Pagare ai POS con bancomat anche per un caffè. A questo punta il governo, che vuole fare cassa con il Grande Fratello fiscale.
E’ questo il vero intento della norma, che punta a recuperare entrate fiscali con la prosecuzione di un Grande Fratello, avviatosi negli anni passati con l’introduzione del limite dei 1.000 euro per i pagamenti in contanti (elevato a 3.000 euro dall’1 gennaio 2016, ad eccezione di stipendi e pensioni, che dovranno continuare ad essere pagati in modalità tracciabile a partire da 1.000 euro), l’accesso automatico del Fisco alle movimenti dei conti bancari e l’uso di dati incrociati per scovare potenziali evasori, come con l’acquisto di un’auto di grossa cilindrata o di un bene immobile senza un’apparente giustificazione sul fronte reddituale.
Il Grande Fratello fiscale non è un obiettivo solo italiano. La Svezia, ad esempio, starebbe per diventare la prima economia “cashless”, con i pagamenti in contanti a rappresentare ormai una sparuta percentuale delle transazioni complessive, essendo obbligatorio oggigiorno pagare con bancomat o carta di credito anche il biglietto del bus. Persino in chiesa risulta ormai possibile donare le offerte con un’applicazione su smartphone.

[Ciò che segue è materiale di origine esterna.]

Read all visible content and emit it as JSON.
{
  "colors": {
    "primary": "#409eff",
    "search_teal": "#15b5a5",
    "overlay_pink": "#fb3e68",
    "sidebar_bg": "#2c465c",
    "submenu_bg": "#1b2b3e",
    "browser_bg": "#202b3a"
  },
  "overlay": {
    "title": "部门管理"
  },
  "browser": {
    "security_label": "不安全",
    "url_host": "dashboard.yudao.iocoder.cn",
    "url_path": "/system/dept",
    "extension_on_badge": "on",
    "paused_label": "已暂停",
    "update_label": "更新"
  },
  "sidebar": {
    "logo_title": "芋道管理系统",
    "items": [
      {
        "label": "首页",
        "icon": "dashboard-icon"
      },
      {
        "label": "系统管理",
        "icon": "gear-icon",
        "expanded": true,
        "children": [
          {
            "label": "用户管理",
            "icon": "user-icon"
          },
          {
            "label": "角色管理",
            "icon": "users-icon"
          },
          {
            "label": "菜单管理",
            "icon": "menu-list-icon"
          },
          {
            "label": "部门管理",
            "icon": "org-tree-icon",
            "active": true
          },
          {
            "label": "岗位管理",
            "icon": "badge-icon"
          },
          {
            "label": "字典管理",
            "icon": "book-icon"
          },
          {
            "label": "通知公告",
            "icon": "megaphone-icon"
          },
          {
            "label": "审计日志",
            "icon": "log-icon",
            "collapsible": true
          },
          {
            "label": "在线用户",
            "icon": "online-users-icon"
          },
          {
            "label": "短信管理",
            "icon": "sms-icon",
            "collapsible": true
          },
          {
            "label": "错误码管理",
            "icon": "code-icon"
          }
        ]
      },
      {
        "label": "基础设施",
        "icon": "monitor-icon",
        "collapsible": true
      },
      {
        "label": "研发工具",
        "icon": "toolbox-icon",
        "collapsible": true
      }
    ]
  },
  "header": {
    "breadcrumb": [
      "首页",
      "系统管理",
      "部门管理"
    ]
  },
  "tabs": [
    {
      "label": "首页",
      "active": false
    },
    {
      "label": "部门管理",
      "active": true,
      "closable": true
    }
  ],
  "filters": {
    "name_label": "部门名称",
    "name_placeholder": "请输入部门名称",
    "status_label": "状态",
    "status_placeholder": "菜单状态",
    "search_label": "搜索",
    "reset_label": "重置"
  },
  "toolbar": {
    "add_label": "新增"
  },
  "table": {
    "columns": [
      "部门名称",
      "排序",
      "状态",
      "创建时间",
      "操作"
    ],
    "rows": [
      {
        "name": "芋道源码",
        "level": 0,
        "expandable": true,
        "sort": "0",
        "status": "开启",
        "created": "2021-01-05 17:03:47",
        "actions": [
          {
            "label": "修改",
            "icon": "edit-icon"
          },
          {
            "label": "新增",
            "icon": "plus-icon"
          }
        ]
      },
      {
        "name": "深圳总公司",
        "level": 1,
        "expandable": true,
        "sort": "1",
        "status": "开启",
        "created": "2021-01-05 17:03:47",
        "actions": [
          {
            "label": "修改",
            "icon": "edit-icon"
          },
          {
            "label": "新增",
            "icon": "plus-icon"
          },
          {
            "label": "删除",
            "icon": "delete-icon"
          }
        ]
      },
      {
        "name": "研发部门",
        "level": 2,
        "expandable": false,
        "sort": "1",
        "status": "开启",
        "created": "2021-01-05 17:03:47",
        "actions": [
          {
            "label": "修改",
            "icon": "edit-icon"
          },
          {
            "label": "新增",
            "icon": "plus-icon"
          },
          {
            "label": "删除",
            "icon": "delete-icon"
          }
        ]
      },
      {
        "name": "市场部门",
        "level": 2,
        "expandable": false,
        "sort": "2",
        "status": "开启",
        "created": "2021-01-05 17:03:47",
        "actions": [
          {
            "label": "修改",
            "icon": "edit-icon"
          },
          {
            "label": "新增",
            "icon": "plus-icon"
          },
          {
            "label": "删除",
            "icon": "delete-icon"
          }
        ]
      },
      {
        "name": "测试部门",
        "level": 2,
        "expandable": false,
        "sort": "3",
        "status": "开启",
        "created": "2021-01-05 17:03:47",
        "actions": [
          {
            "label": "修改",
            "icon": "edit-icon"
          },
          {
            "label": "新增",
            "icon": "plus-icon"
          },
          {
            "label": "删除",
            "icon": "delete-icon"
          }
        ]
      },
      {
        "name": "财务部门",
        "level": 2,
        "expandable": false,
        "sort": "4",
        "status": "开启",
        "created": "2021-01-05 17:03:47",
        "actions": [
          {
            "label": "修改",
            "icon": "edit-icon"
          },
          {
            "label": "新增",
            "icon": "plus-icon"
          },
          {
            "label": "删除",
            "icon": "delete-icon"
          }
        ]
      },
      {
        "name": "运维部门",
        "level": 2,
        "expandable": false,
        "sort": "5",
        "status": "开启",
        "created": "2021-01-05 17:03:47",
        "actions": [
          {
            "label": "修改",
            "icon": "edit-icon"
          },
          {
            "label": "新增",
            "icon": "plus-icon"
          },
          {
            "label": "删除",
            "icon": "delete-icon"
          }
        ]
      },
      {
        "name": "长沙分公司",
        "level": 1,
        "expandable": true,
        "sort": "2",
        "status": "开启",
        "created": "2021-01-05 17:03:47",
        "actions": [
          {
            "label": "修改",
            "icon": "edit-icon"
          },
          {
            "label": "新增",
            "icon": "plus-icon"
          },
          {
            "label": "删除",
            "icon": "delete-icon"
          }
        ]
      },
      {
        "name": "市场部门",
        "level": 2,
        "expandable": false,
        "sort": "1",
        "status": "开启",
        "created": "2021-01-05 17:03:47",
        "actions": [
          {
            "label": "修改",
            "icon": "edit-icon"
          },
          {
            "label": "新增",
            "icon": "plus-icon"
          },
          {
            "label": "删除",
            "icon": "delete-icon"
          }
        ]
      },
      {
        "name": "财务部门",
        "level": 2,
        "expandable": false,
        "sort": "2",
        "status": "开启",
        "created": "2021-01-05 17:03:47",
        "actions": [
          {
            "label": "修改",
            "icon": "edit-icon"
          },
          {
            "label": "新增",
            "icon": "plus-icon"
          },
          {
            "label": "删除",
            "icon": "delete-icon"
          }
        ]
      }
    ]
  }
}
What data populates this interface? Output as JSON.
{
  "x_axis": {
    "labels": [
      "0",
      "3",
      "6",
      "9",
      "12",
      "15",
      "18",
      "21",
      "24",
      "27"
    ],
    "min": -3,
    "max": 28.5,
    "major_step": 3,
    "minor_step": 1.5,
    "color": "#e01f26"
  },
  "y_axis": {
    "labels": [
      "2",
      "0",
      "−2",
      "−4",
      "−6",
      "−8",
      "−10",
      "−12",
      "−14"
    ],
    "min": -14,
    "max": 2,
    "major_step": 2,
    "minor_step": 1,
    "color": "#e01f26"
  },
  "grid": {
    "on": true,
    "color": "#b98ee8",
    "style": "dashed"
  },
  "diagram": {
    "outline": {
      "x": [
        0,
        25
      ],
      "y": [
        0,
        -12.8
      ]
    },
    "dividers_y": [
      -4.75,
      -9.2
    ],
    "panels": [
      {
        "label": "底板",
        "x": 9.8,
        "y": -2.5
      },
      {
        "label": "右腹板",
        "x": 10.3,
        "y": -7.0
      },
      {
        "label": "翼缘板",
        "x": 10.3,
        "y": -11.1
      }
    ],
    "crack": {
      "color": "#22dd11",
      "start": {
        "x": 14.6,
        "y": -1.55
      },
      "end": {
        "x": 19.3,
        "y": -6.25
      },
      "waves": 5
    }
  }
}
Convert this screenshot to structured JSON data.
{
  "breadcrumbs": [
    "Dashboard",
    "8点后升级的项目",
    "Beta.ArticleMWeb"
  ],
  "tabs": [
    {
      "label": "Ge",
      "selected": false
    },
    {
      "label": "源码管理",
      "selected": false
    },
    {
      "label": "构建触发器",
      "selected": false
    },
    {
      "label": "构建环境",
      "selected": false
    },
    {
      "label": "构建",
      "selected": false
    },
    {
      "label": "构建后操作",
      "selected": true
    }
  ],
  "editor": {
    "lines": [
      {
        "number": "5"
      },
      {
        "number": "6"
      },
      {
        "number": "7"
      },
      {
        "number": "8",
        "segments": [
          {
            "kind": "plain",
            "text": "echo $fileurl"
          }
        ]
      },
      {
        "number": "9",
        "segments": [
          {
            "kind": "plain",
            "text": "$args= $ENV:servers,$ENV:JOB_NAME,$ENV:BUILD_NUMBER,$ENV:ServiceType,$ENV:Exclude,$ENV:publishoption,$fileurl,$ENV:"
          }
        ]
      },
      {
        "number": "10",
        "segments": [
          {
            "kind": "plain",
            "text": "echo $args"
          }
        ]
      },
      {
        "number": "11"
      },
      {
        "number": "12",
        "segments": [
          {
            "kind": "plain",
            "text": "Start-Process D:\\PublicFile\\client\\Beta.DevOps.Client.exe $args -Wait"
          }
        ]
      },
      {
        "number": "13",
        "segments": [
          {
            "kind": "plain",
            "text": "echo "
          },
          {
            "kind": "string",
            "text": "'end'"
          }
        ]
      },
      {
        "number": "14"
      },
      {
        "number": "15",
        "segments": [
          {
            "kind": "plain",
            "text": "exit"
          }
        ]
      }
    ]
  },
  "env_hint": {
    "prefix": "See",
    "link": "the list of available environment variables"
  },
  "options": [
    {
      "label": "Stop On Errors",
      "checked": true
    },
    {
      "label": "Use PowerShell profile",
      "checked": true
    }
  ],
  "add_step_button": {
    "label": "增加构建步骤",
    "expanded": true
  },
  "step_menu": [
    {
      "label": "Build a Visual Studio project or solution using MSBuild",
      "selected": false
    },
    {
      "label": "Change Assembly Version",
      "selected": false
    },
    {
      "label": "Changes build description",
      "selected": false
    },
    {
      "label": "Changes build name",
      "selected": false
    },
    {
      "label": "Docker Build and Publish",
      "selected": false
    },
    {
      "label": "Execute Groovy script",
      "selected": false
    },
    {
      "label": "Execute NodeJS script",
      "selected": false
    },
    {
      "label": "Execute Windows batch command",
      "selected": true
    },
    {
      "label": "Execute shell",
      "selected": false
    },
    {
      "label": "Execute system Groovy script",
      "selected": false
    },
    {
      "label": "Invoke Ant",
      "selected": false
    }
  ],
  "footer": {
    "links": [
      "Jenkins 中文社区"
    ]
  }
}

Pagamenti elettronici, più costi per tutti
Spacciati quale segno di modernità, i pagamenti elettronici rischiano di determinare nuovi costi per tutti, negozianti e clienti. Ogni pagamento con carta di credito o bancomat presuppone il sostenimento di un costo da parte del titolare del POS per le commissioni bancarie applicate. Una direttiva UE del 2015 imporrebbe una percentuale massima applicata dagli istituti dello 0,2% per i bancomat e dello 0,3% per le carte di credito, ma in Italia non ci si è ancora adeguati a tali livelli. In ogni caso, si tratta di costi, che verrebbero scaricati sul prezzo finale dei beni e dei servizi. E non sarebbero gli unici, perché anche i piccoli venditori al dettaglio dovrebbero dotarsi di POS, il cui acquisto, installazione e detenzione peserebbero mediamente per 1.700 euro all’anno. Se per i bilanci di una grossa catena di supermercati sarebbe una spesa impercettibile, non lo stesso dicasi per un piccolo dettagliante, magari con fatturato di poche decine di migliaia di euro all’anno.
Costi indiretti potrebbero essere sostenuti dagli stessi clienti. Immaginiamo che un negoziante, una volta sostenuto il costo per il POS, decida di massimizzarne l’uso, imponendo solo pagamenti elettronici alla clientela (in Svezia succede proprio questo), oppure che lo stato, una volta obbligati tutti gli esercenti, introduca il divieto di pagare in contanti anche al di sopra di pochi euro: tutti gli italiani dovrebbero correre in banca ad aprirsi un conto corrente, altrimenti non sarebbero in grado nemmeno di fare la spesa. E sono parecchi coloro che nell’anno 2017 non ne posseggono ancora uno, non avvertendone il bisogno o non avendone alcuna convenienza economica a farlo, dati i costi non indifferenti e sui quali incide l’imposta di bollo per le giacenze superiori ai 5.000 euro su base trimestrale. Insomma, lo stato vorrebbe guadagnarci in ogni modo, non lasciando apparente scampo ai contribuenti dal pagare ancora più tasse. Si conferma la nostra previsione degli ultimi anni, quando vi spiegavamo che l’obbligo per gli esercenti di dotarsi di bancomat sarebbe stato prodromico a un’estensione della lotta al contante per anche i pagamenti di pochi spiccioli.